Suspected fighters of the Allied Democratic Forces (ADF) have killed 16 people in eastern Democratic Republic of the Congo (DRC), in attacks that took place as a joint operation by Congolese and Ugandan forces against the armed group is currently under way.
Local officials said on Friday the attacks took place late on Wednesday in the rural commune of Mangina and nearby Masiriko in the DRC’s North Kivu province.
Freddy Mbayayi, deputy mayor of Mangina, told Reuters news agency an unknown number of people had also been kidnapped during the attack.
Resident Pelka Josaphat said four family members had been abducted as people were being killed with machetes. “It was horrible to see mothers, children and elderly people fleeing the cruelty of the ADF,” Josaphat told Reuters.

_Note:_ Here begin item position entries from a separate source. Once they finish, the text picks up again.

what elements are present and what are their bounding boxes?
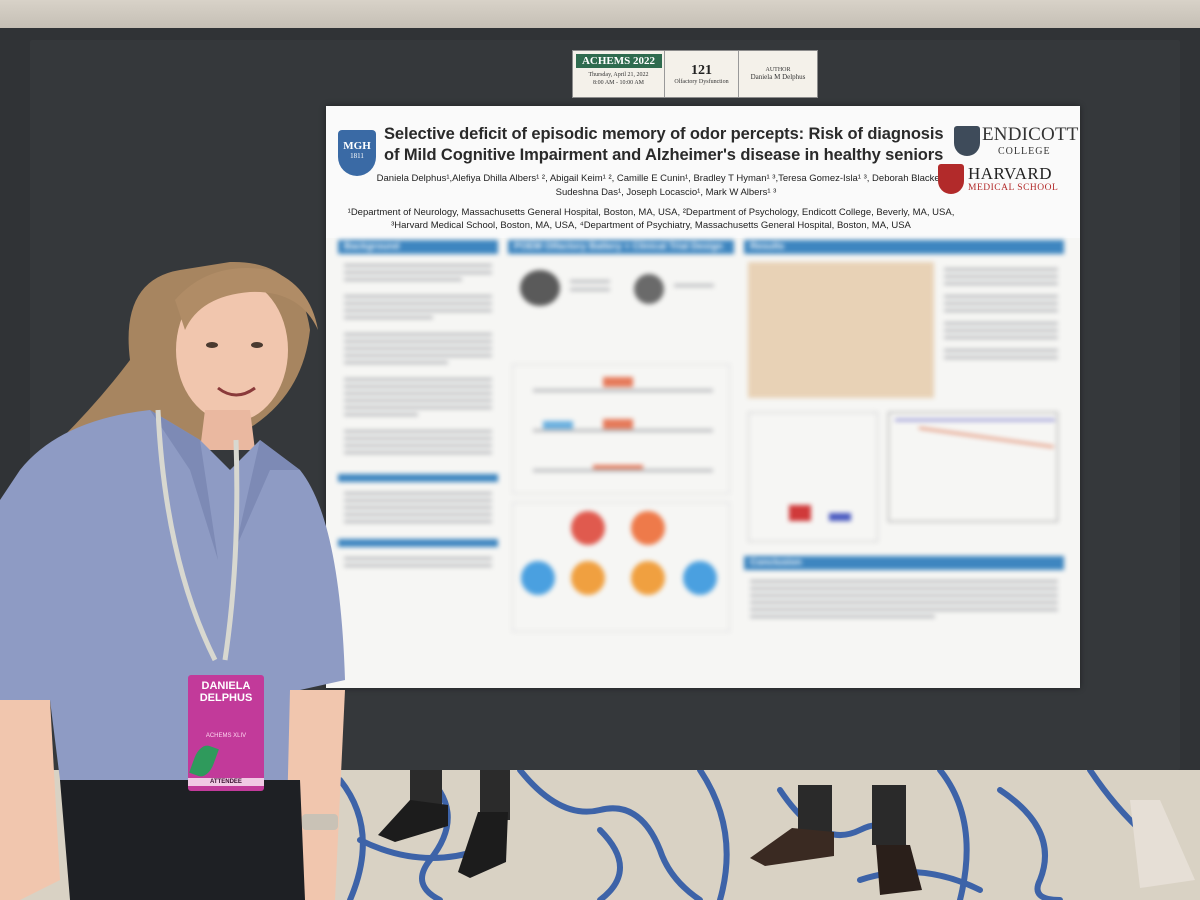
placard-author-label: AUTHOR	[765, 67, 791, 73]
presenter-figure	[0, 261, 345, 900]
poster-affil-line2: ³Harvard Medical School, Boston, MA, USA…	[391, 220, 911, 232]
design-flowchart	[512, 364, 730, 494]
section-header-conclusion: Conclusion	[744, 556, 1064, 570]
endicott-logo: ENDICOTT COLLEGE	[954, 124, 1078, 160]
placard-topic: Olfactory Dysfunction	[674, 79, 729, 85]
mgh-logo: MGH 1811	[338, 130, 376, 176]
design-diagram	[512, 502, 730, 632]
poster-affil-line1: ¹Department of Neurology, Massachusetts …	[347, 207, 955, 218]
section-header-results: Results	[744, 240, 1064, 254]
poster-affiliations: ¹Department of Neurology, Massachusetts …	[336, 206, 966, 233]
poster-header: MGH 1811 Selective deficit of episodic m…	[326, 106, 1080, 238]
badge-name: DANIELA DELPHUS	[188, 680, 264, 704]
results-figures	[744, 406, 1064, 556]
poster-authors-line2: Sudeshna Das¹, Joseph Locascio¹, Mark W …	[555, 186, 777, 198]
placard-date: Thursday, April 21, 2022 8:00 AM - 10:00…	[588, 72, 648, 87]
placard-author: Daniela M Delphus	[750, 73, 806, 81]
badge-role: ATTENDEE	[188, 778, 264, 786]
badge-first-name: DANIELA	[201, 680, 251, 692]
placard-number: 121	[691, 63, 712, 78]
poster-title: Selective deficit of episodic memory of …	[384, 124, 954, 167]
mgh-logo-text: MGH	[343, 140, 371, 152]
placard-conference: ACHEMS 2022	[575, 54, 662, 68]
harvard-shield-icon	[938, 164, 964, 194]
section-header-background: Background	[338, 240, 498, 254]
harvard-logo: HARVARD MEDICAL SCHOOL	[938, 164, 1078, 198]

Local officials said the attackers belonged to the ADF, which the United States has linked to ISIL (ISIS) and is one of the most dangerous armed groups roaming the mineral-rich eastern DRC.
Last month, Ugandan authorities also blamed the ADF for deadly suicide bombings in the capital, Kampala. The November 16 attack killed at least four people and wounded dozens more.
Uganda and the DRC have since launched joint military operations against the ADF, with Ugandan forces mounting air and artillery raids against the group’s bases and sending thousands of troops across the border.
Uganda has promised to stay as long as necessary to defeat the ADF, but the intervention has alarmed some Congolese, who recall Uganda’s plundering of their resources during the DRC’s second civil war that raged from 1998 to 2003.
The ADF was founded in Uganda in 1995 and later moved to the DRC where it is among dozens of armed groups seeking control over territory and mineral resources in the east of the country.